Pedagogical Architecture
The Lab-to-Launch Framework
The 'Lab-to-Launch' framework is the Institute's proprietary pedagogical model for integrating high-stakes industrial projects into the Montessori curriculum. The framework operates on three principles:
01
Authentic Constraints
Students operate within the same regulatory, engineering, and timeline constraints as professional aerospace teams. No simplified or 'educational' versions of standards are used.
02
Self-Directed Navigation
Consistent with Montessori pedagogy, students determine their own work allocation, problem-solving approaches, and team structures. Adult mentors provide domain expertise but do not direct the engineering process.
03
Valorization as Outcome
Success is not measured by mission outcome (orbital deployment) but by the degree to which students internalize professional engineering identity.
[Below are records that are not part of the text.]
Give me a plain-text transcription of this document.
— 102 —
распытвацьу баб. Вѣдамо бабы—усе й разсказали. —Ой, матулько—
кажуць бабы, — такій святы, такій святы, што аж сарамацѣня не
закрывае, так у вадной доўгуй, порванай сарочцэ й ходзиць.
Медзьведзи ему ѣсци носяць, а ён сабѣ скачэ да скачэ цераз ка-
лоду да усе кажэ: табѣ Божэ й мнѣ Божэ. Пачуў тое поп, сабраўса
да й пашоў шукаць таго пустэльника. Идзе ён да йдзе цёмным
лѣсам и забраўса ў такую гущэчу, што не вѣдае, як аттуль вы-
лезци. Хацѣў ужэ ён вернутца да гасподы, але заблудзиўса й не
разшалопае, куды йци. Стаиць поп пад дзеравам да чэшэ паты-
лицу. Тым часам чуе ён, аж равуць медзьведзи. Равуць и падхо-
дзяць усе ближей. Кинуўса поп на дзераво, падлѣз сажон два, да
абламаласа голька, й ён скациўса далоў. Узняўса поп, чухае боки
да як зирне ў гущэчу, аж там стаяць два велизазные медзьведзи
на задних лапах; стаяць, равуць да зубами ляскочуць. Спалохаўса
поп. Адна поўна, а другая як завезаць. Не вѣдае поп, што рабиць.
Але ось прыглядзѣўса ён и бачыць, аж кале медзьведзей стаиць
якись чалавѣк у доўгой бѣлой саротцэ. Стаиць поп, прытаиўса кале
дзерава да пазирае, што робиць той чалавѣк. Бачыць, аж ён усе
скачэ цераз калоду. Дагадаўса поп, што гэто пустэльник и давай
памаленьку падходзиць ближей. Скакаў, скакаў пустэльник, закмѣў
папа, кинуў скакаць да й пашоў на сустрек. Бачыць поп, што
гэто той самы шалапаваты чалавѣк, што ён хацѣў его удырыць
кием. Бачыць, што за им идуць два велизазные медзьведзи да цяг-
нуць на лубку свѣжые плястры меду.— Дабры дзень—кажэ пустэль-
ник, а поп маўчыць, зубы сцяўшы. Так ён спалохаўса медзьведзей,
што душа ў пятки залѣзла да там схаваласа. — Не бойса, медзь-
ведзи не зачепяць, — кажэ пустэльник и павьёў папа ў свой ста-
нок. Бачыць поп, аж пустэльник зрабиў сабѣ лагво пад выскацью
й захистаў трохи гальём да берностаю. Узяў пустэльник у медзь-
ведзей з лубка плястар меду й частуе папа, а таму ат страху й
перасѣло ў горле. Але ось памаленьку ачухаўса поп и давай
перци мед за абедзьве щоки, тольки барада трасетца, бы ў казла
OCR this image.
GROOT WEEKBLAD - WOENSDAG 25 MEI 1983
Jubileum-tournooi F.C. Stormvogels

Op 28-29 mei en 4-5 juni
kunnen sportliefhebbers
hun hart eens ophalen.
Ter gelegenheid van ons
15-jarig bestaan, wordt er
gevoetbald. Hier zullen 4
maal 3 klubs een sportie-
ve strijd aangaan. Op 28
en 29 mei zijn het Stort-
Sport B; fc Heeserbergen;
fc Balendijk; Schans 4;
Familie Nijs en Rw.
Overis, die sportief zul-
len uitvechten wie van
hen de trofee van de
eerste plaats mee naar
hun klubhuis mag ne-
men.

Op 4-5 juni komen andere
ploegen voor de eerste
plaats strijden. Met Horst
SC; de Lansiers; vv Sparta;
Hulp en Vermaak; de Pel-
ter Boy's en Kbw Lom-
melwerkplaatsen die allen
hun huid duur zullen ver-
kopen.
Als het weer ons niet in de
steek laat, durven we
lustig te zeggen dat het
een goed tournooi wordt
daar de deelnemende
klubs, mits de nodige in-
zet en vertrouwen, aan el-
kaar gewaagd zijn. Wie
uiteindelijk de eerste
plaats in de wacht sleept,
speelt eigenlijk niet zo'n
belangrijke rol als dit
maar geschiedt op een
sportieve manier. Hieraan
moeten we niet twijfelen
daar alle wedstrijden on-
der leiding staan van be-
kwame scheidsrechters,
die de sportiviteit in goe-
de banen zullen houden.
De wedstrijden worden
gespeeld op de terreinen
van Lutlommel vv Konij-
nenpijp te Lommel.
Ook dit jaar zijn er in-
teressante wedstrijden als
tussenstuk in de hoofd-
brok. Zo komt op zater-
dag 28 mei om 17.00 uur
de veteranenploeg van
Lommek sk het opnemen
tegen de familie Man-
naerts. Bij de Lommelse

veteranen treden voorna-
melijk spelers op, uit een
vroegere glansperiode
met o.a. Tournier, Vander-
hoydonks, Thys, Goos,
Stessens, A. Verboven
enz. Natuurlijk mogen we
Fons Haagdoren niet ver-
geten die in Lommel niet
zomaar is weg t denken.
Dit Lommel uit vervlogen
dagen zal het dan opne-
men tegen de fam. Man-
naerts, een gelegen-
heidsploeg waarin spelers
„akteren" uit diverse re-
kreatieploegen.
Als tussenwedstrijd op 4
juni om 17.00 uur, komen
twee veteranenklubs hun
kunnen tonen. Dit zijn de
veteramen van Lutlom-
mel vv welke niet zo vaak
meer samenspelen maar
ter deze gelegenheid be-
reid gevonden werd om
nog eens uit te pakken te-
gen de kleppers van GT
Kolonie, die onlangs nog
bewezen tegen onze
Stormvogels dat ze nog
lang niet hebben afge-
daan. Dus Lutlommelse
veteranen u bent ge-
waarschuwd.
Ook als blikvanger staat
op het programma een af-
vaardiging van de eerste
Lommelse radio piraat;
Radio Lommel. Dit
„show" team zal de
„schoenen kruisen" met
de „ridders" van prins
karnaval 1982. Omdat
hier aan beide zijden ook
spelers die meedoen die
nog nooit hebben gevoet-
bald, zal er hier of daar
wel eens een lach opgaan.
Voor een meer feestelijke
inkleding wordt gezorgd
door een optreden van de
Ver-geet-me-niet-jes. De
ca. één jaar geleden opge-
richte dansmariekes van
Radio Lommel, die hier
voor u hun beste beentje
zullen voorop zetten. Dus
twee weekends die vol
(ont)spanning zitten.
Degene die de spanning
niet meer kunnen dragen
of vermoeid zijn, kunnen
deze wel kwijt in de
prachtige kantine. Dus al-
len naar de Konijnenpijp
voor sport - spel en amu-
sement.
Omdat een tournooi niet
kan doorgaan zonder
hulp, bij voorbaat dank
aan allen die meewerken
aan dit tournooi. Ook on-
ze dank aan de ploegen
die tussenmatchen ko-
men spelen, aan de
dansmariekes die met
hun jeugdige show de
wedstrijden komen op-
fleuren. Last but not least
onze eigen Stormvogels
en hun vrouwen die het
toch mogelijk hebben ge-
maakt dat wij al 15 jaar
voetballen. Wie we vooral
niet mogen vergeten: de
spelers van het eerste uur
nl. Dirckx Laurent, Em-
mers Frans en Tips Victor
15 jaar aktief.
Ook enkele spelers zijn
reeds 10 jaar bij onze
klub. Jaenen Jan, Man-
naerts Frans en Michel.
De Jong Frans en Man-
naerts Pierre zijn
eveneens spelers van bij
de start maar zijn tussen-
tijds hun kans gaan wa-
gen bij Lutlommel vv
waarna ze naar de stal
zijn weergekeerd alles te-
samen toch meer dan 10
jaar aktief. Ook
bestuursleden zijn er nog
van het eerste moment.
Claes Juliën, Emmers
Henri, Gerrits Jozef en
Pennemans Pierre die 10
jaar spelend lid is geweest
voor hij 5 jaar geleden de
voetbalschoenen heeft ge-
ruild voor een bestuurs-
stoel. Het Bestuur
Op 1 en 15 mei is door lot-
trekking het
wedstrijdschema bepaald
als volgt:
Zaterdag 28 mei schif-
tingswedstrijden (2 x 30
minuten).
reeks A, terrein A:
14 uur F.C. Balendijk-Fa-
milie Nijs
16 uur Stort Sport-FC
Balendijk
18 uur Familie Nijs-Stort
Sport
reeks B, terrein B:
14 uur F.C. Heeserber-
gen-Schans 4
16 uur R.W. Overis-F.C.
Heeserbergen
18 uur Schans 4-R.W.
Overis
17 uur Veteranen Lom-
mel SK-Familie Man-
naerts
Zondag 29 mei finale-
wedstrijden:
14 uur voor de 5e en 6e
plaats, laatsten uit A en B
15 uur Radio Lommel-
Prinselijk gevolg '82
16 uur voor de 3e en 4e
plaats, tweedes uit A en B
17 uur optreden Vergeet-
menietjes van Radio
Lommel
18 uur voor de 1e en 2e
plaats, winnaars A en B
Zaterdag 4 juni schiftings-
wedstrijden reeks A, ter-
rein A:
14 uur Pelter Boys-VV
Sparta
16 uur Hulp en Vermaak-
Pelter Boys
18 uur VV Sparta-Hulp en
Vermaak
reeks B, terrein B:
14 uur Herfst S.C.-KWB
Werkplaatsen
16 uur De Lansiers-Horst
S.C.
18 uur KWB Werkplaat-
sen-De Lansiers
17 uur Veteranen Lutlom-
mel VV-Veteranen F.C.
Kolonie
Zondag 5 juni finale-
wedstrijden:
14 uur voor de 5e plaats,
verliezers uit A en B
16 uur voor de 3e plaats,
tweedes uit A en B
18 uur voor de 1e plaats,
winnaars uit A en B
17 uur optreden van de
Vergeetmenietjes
The question is not 'Did the payload reach orbit?' but 'Do the students now understand themselves as engineers?'
The SBB-1 mission is the first complete execution of this framework, spanning 18 months from concept to launch. The Stage 4 anomaly, while unplanned, provided the most powerful validation of Principle 3 — students experienced genuine professional failure and demonstrated measurable resilience and reflective capacity in post-mission debriefs.
Visual Documentation
Payload avionics integration
1U CubeSat assembly
IN-SPACe authorization
Early prototype testing
Qualification protocols
Mission operations workspace
This technical brief is maintained as part of the Blue Blocks Micro Research Institute's institutional archive. It is not intended for commercial distribution. All mission data, student identities, and proprietary methodologies are protected under the Institute's governance framework. Citation of this document must reference the institutional DOI and conform to academic standards.